The green energy sector has struggled with high costs and strong competition from overseas despite generous help from the Obama administration. The Competitive Enterprise Institute’s William Yeatman said solar panel manufacturers were the worst performers in the Department of Energy’s 1705 loan guarantee program, part of the 2009 stimulus.

Both SolarWorld and First Solar received stimulus money.

"In terms of any federal ‘stimulus,’ SolarWorld has participated for a little more than a year in two federally matched research projects, the results of which we must share with the entire industry," SolarWorld spokesman Ben Santarris said, regarding money from the 2009 Recovery Act, commonly referred to as the stimulus.

He said the federal government has not helped SolarWorld develop its manufacturing operations.

He acknowledged that SolarWorld has received subsides from the state of Oregon, but he contended that any help SolarWorld has received from the federal or state government pale in comparison to the massive subsides China gives to its solar industry. SolarWorld recently won a trade case that levels tariffs on Chinese solar panels.

Dan Holler of Heritage Action cited the bank’s "market-distorting effect" as one reason for his opposition to the bank, while Barney Keller of the Club for Growth called the bank a "taxpayer-funded slush fund for corporate welfare."
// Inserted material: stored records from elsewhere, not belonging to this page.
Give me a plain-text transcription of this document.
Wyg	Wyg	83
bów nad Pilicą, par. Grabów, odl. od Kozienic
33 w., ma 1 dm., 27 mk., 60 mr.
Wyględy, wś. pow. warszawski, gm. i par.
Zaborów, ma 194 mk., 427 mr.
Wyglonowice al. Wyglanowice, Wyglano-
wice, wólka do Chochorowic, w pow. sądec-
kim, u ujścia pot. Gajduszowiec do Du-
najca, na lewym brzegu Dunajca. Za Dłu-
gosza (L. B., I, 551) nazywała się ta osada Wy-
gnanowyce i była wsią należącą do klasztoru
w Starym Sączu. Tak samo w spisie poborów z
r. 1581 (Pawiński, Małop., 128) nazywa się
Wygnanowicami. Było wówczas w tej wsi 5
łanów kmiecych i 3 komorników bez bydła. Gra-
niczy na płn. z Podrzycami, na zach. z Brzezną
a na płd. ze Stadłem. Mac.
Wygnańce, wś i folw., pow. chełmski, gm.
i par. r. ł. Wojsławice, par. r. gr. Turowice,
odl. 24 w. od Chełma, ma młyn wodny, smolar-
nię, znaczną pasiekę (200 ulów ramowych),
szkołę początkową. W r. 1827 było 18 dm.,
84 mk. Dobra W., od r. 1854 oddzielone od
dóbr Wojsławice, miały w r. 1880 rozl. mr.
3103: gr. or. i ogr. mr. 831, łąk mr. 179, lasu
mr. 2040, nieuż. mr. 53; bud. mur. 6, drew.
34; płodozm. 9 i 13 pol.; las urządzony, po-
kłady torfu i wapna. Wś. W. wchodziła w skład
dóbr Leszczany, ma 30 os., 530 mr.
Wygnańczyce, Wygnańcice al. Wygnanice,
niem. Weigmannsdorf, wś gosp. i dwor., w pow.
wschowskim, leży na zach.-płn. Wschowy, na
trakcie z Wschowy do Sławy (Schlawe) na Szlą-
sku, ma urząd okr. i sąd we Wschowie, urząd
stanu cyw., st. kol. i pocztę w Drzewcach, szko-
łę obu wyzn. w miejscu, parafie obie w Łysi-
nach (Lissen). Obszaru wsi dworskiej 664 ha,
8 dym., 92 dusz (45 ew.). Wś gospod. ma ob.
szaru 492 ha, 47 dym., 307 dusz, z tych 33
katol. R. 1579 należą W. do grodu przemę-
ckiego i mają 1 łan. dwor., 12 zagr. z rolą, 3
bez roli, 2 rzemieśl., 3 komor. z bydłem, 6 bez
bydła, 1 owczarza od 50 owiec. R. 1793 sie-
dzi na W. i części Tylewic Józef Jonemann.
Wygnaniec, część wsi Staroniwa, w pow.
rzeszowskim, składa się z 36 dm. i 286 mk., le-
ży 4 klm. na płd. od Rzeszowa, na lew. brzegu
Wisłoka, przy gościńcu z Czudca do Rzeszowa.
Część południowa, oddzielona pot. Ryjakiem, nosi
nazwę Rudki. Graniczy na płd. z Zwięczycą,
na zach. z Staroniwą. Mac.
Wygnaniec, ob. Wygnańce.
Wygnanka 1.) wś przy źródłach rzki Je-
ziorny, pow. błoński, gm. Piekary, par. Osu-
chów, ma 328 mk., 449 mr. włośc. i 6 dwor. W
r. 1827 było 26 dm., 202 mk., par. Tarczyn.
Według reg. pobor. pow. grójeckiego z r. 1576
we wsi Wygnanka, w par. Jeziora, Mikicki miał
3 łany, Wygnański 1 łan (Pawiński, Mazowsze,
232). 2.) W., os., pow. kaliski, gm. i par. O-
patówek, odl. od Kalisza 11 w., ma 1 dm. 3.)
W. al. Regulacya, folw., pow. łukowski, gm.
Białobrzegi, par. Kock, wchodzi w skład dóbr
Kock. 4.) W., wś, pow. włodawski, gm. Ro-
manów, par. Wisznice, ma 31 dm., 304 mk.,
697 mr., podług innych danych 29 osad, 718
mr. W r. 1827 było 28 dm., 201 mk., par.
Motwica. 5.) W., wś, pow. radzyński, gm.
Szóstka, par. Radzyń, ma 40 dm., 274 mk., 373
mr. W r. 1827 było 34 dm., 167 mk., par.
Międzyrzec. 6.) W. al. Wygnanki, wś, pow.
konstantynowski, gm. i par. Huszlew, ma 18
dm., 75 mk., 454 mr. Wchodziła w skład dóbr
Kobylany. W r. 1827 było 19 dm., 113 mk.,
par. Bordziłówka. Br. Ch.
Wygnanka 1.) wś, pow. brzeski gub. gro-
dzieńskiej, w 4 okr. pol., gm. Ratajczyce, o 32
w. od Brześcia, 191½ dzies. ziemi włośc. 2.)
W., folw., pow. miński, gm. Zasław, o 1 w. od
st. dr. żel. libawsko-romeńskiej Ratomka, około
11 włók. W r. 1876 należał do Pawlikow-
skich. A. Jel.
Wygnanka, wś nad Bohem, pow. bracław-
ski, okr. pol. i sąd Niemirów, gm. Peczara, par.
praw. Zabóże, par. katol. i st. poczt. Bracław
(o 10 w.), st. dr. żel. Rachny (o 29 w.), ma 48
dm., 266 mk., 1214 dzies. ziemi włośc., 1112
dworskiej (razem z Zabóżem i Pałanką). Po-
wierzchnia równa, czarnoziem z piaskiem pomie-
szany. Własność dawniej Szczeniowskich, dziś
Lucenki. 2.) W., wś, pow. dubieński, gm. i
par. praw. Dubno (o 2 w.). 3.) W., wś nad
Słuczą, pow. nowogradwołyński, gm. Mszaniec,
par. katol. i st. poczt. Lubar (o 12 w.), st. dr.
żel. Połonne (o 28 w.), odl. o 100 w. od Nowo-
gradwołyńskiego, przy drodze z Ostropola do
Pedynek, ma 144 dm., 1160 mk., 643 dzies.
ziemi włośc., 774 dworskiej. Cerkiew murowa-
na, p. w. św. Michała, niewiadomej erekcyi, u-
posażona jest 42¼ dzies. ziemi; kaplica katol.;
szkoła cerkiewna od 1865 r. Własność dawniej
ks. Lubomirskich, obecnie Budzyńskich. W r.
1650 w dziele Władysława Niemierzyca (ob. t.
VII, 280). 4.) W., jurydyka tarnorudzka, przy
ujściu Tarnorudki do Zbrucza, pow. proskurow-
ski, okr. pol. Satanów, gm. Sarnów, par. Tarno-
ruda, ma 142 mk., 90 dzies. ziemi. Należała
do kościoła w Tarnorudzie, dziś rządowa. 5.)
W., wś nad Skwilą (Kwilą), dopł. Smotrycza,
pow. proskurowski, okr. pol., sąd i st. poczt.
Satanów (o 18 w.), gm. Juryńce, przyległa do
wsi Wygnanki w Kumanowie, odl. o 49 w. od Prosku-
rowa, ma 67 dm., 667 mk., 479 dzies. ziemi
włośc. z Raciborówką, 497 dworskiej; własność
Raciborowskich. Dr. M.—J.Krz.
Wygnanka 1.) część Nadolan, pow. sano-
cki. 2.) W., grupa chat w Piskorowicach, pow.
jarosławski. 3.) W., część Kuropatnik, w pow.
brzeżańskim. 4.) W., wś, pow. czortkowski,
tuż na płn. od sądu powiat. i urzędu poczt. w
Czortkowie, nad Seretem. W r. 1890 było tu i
"It’s the government picking winners and losers in the free market … and it’s backed by the taxpayers," Keller said.

Even if the financing does not require the bank to spend any money, it still skews the market by reducing artificially the risk of business deals, said Heritage Foundation economist Nick Loris.

Holler also said that American taxpayers are liable for the bank’s losses.

Ex-Im spokesman Phil Cogan said the critics are mistaken.

The bank has two related goals, Cogan said. It gives American businesses access to markets that are not robust or stable enough to support American exports, and it offsets subsides from other governments.

First Solar’s project in India fit Ex-Im’s first goal exactly, said First Solar spokesman Alan Bernheimer.

"Solar power project capital costs are all up-front and … financing is often the largest portion of expense for a project. In countries with relatively high financing costs, such as India, this can be an especially large hurdle," Bernheimer said.

The assistance that SolarWorld and First Solar receive helps them compete with their heavily subsidized Chinese manufacturers, Ex-Im supporters say.

"We are to supplement what the market will do, not replace it," Bernheimer said. The bank is not allowed to displace existing markets with its financing, he emphasized. Additionally, private entities come to it seeking financing; Ex-Im does not "pick" companies or sectors to support, he said.

Claude Barfield, a former consultant to the office of the U.S. Trade Representative who is now an expert at the American Enterprise Institute, said that while he does not like the idea of the government subsidizing exports, there is a place for Ex-Im’s work.

"In the best of all possible worlds, I would very much oppose it," Barfield said, noting he has a "visceral, intellectual opposition to corporate welfare."

But, Barfield said, "You look at the real world, you’ve got other countries intervening" in the market on behalf of their companies.

While the bank has enjoyed longstanding political support since its inception in 1934, some congressmen raised concerns about its intervention in the markets during the debate over the bank’s reauthorization last year.

Congress reauthorized the bank last year only after reaching a deal requiring the Department of the Treasury to begin negotiating with other governments to reduce and ultimately eliminate subsidies, especially for airplanes.

"Export subsidies distort the free market and global trade. And in a perfect world the Ex-Im Bank and its counterparts in Europe and Asia and elsewhere would not exist," House Majority Leader Eric Cantor (R., Va.) said at the time.

Update, Wednesday 5:35 p.m.: This story has been updated to clarify the Ex-Im's relationship with SolarWorld and to include a statement from SolarWorld on the nature of their stimulus funding.